Thursday, October 1, 2009

Forgiveness Biscuits

I'm stuck... As some of you might know it. The wedding plans have to be put on a hold.. Its cold war time again.. I really wonder how long this is going to last.. its almost 2 weeks. I'm tired... Why must a wedding be so difficult? Why can't moving out be a celebration? I wonder if most people have forgotten what's a marriage. Its as though everything we are doing from the house to the ceremony is for people. I wish I could just walk up get married and move off. Mebbe its just too much symbolism and most people for get (Which leads to all these extra recovenant marraige ceremony)

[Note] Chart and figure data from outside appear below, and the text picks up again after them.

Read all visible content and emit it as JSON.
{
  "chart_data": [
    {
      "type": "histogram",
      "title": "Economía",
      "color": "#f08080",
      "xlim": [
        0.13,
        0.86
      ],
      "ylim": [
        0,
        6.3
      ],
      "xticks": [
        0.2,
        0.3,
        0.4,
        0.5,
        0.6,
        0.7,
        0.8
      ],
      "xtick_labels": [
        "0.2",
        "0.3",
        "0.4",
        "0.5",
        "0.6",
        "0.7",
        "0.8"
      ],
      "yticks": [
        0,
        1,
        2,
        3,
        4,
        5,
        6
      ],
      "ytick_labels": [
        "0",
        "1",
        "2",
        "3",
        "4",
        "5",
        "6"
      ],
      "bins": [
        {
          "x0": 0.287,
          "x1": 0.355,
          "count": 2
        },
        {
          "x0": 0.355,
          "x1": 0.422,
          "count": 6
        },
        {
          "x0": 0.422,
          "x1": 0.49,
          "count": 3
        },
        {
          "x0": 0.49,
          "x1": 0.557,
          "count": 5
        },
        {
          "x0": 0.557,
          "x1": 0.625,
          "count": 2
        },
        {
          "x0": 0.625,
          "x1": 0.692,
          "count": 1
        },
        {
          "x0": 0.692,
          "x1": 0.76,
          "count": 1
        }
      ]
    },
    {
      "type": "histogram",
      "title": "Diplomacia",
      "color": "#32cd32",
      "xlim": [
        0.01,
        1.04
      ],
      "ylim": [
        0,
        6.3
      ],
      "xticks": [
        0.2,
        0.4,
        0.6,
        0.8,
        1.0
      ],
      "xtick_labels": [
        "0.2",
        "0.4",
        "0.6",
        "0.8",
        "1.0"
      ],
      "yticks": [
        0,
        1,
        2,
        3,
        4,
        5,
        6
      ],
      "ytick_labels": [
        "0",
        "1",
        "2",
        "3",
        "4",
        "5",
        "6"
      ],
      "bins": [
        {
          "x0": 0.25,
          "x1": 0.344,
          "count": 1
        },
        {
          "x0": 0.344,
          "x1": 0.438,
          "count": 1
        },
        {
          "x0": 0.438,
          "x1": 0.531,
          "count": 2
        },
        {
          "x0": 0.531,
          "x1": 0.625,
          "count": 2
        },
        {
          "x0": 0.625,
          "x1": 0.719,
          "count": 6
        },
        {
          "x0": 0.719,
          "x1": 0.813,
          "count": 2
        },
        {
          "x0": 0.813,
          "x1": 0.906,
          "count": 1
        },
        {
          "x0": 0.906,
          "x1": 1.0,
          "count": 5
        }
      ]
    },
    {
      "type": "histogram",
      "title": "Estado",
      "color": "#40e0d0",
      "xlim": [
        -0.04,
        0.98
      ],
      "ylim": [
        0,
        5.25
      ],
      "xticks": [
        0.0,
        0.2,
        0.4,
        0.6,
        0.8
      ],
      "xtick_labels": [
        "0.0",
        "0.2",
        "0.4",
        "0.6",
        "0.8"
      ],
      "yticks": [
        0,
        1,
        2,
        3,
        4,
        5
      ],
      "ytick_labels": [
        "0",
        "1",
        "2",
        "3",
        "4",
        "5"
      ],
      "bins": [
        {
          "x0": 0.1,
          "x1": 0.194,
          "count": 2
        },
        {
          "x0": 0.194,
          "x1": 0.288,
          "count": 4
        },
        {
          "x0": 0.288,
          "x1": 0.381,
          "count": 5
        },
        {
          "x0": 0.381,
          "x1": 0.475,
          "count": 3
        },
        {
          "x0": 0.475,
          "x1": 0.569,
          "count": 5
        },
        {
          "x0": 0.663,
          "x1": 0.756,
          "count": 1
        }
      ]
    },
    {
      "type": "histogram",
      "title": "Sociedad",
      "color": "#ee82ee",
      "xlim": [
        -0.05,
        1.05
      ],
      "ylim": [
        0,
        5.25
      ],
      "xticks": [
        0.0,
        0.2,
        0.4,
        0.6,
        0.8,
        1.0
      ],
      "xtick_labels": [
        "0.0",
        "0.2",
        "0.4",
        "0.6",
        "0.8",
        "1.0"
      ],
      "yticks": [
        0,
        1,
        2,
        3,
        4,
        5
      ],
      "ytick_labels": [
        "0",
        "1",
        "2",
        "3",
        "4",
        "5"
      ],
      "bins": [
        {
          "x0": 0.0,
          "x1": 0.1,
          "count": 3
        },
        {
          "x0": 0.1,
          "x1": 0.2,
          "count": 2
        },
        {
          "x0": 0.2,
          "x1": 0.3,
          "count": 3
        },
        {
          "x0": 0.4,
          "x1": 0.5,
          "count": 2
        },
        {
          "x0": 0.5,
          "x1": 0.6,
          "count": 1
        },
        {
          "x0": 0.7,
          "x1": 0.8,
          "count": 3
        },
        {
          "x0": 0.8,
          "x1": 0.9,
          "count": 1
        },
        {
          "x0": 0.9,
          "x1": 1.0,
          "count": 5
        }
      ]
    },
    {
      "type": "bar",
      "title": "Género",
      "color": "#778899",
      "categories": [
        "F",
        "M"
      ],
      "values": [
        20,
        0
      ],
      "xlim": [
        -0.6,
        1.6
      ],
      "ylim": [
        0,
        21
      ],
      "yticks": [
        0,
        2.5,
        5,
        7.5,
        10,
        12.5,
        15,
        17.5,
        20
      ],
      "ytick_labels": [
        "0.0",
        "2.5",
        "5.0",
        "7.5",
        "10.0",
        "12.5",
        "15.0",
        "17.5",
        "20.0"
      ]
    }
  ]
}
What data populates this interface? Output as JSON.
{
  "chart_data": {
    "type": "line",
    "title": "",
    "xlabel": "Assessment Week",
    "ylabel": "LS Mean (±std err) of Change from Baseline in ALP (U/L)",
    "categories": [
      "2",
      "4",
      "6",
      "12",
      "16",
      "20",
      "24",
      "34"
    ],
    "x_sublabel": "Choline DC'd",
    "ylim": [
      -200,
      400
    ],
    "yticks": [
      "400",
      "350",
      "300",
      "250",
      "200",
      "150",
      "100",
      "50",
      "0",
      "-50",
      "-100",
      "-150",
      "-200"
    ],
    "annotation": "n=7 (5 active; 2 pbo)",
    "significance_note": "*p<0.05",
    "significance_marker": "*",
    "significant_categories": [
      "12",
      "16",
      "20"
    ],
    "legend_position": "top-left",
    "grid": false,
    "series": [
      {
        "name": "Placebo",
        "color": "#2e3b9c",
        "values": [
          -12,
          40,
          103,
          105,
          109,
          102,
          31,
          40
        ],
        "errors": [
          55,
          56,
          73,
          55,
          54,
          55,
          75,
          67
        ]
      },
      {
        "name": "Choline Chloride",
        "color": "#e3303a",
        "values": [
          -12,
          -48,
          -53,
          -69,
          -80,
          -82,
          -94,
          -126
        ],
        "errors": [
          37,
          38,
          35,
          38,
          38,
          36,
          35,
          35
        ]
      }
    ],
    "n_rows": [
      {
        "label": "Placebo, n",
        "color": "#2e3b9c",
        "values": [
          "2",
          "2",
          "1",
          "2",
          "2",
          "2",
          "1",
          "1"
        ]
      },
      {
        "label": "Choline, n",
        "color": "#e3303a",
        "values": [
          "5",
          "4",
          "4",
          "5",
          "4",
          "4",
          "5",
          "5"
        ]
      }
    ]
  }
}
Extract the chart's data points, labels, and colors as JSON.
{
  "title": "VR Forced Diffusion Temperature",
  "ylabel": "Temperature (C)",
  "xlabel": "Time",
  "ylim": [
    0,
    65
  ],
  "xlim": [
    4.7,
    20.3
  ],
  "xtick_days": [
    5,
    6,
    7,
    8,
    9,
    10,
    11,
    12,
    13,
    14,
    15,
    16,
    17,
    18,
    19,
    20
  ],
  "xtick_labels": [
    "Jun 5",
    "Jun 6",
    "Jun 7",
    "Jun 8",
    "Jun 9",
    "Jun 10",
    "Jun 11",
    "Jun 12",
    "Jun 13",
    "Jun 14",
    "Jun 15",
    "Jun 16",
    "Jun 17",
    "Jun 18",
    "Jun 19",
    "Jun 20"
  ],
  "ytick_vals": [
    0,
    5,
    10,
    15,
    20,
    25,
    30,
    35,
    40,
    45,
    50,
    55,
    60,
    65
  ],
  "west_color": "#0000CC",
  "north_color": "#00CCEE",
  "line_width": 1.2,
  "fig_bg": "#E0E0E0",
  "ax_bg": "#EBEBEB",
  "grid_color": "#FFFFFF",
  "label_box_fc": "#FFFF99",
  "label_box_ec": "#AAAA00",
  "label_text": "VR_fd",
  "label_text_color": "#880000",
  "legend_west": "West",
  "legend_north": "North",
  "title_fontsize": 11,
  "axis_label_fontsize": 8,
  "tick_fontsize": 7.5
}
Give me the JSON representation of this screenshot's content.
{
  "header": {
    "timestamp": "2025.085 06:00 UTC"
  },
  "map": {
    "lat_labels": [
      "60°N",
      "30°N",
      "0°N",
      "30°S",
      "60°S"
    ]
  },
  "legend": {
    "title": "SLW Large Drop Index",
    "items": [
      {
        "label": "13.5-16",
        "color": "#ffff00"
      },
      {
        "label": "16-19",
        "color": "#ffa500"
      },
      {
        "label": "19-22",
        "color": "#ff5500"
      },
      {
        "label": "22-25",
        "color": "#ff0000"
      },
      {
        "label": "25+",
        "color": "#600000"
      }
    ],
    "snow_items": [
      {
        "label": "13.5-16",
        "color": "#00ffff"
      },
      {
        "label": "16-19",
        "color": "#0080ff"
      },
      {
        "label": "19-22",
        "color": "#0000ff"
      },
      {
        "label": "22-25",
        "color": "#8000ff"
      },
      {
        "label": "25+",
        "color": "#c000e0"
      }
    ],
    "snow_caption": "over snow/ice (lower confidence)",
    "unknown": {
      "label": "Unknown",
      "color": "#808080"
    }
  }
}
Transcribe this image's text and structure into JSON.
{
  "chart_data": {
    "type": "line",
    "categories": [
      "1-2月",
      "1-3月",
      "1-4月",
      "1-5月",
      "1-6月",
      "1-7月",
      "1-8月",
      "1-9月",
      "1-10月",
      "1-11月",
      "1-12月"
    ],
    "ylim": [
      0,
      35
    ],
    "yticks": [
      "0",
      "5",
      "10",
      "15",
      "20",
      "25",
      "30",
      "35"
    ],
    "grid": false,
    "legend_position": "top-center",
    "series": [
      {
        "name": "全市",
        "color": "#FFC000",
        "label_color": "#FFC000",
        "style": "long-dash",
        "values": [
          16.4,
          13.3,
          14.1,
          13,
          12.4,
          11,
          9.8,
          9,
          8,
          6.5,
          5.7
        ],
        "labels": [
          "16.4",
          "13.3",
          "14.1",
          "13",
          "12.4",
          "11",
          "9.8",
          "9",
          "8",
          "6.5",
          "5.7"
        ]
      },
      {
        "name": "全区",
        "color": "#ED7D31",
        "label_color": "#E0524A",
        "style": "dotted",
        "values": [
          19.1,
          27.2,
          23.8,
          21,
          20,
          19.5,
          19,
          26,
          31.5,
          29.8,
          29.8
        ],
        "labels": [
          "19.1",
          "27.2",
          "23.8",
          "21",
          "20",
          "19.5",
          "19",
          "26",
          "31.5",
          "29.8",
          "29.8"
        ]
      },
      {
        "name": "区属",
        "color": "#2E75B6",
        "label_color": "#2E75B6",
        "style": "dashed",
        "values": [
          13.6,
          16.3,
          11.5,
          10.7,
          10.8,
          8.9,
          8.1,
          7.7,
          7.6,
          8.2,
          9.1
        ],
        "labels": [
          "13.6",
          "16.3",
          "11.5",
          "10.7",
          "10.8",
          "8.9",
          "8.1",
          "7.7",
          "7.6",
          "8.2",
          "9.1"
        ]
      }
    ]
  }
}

Hmmm its ironic though reading through Joseph... seeing the whole favouritism thing affect my dad and his brother.. reminds me of Jacob and Esau. The seperation and not coming back. Looking back at my parents leaving the family and ignoring their parents... Well.. it seems like its now my turn to do such things. The only difference perhaps that this is not what I really hope to happen. God is speaking and as I walked to the shop and collected the mooncakes for Deb, i remembered sharing during staff worship sometime back on forgiveness biscuits. Thye Lee Tau sa piah. If its so possible that i can even go back to the shop and get the biscuits, then mebbe forgiveness is possible. We've got a heritage in this business and i wonder if there were no forgiveness would things be lost? (Am looking back at how Joseph forgave his brothers and in the process preserved the line of Israel)

And so... the day must come where i speak to parents, to enjoy the family once more.. but when can this be?